Шрифт:
Интервал:
Закладка:
Она отошла к окну. В саду на качелях качались дети. Присев на скамейки, мамы и няни, оторвавшись от бесконечных разговоров, покрикивали на них, придерживая раздуваемые ветром вуали на шляпках. Словно и не было войны. Но это только пока не объявят очередную воздушную тревогу.
— Скажите мне, фрау Ильзе, — Маренн повернулась. — Кто прописал вам таблетки, которые вы принимали раньше? Те, которые запретил принимать профессор де Кринис? Это какой-то врач или посоветовали знакомые?
— Мне посоветовала ваша подруга, фрау Ирма Кох, — Ильзе пожала плечами. — Вы не знаете? Она принимает их давно, уже несколько лет.
— Ирма Кох? — от неожиданности Маренн даже закашлялась. — Она дала вам эти таблетки?
— Нет, она мне их не давала, — Ильзе встала с кресла и подошла к зеркалу, чтобы поправить прическу. — Она просто позвонила мне, сочувствовала, говорила, что прекрасно понимает, в каком я состоянии.
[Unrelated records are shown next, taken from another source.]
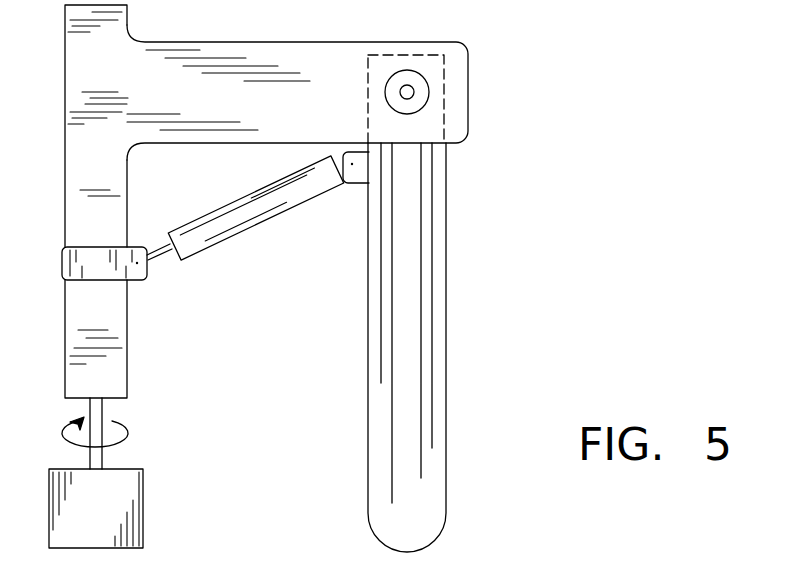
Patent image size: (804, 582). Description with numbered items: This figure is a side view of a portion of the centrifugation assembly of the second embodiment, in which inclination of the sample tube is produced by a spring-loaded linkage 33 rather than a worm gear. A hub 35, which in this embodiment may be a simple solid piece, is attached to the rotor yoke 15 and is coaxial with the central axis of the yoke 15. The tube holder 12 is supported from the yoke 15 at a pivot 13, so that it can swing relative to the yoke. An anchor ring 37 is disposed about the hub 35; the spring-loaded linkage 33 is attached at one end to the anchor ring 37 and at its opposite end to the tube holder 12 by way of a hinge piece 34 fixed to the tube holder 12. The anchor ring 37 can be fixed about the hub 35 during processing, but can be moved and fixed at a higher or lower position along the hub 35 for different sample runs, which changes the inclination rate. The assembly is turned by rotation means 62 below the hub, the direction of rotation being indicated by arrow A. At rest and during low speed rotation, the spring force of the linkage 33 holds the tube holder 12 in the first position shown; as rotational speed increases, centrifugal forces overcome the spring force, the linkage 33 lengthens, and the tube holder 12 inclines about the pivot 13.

The tube holder 12 is at (446, 358).
The pivot 13 is at (407, 88).
The rotor yoke 15 is at (279, 56).
The spring-loaded linkage 33 is at (256, 308).
The hinge piece 34 is at (354, 176).
The hub 35 is at (118, 358).
The anchor ring 37 is at (145, 282).
The rotation means 62 is at (135, 500).
The rotation direction A is at (130, 433).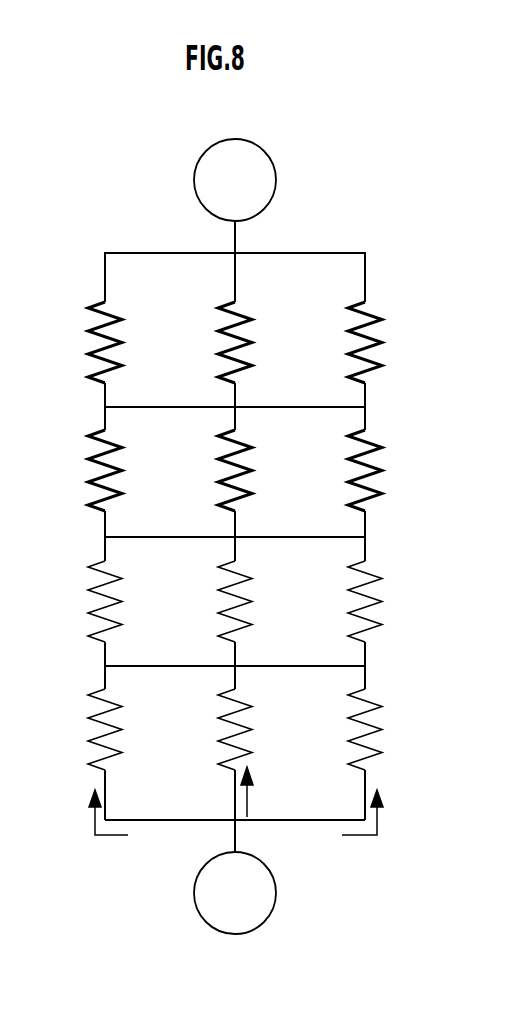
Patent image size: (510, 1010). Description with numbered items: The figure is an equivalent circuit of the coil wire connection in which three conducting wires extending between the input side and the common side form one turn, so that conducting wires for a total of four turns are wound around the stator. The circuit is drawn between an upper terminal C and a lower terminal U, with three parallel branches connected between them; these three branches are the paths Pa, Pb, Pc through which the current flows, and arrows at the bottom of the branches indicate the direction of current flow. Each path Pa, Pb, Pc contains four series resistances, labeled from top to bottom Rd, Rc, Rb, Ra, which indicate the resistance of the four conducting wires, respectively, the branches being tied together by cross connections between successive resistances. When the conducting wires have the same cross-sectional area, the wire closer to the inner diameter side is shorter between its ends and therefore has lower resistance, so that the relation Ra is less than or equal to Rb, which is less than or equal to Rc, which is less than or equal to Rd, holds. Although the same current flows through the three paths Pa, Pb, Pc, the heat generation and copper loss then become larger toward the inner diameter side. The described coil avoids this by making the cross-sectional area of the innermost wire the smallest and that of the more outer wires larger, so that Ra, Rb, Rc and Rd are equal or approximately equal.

The current source / common terminal C is at (235, 180).
The voltage source U is at (235, 893).
The path Pa is at (112, 240).
The path Pb is at (227, 236).
The path Pc is at (361, 240).
The resistance of conducting wire Rd is at (215, 342).
The resistance of conducting wire Rc is at (215, 470).
The resistance of conducting wire Rb is at (215, 601).
The resistance of conducting wire Ra is at (215, 729).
Я поддалась на ее жалость, стала рассказывать, как мне тяжело, ругала вас, — она бросила взгляд на Маренн. — Разве она не говорила? Обмолвилась, что постоянно чувствую беспокойство и не сплю по ночам. Тогда она сказала мне, что у нее есть знакомый врач, который может помочь. Я сразу подумала, что она имеет в виду вас, и сказала, что не желаю иметь дело с докторами из Шарите. Но она удивила меня, заявив, что и сама не доверяет врачам из Шарите, потому обращается к некому доктору Мартину, который служит личным врачом генерала фон Блюхера, у него, мол, есть чудо-средство, которое лечит все недуги душевного толка, хотя и стоит дорого. Дала телефон этого доктора. Я ему позвонила, — продолжала рассказывать Ильзе, — пригласила его приехать ко мне сюда. Но он напрочь отказался. Пригласил к себе. У него частный кабинет на Фридрихштрассе, по-моему, дом девять, — Ильзе наморщила лобик, вспоминая, — или одиннадцать. Я точно не помню, ведь была там только один раз. Отдельный вход со двора. Без всякой вывески — три ступеньки и выкрашенная черной краской дверь под козырьком. Две комнаты. Одна — для приема, другая — для осмотра. Все очень чисто, аккуратно. Ни медсестры, ни секретаря, он ведет прием один. Очень обходительный, внимательный мужчина. Средних лет. Но вот как-то, знаете, — Ильзе поджала губку. — Какой-то он холодный. И властный. Я ему и так, и так о своих переживаниях, а он — по две таблетки три раза в день и все пройдет, фрау. И будьте любезны чек, пожалуйста. А вы, правда, оставите Вальтера? — она пристально взглянула на Маренн.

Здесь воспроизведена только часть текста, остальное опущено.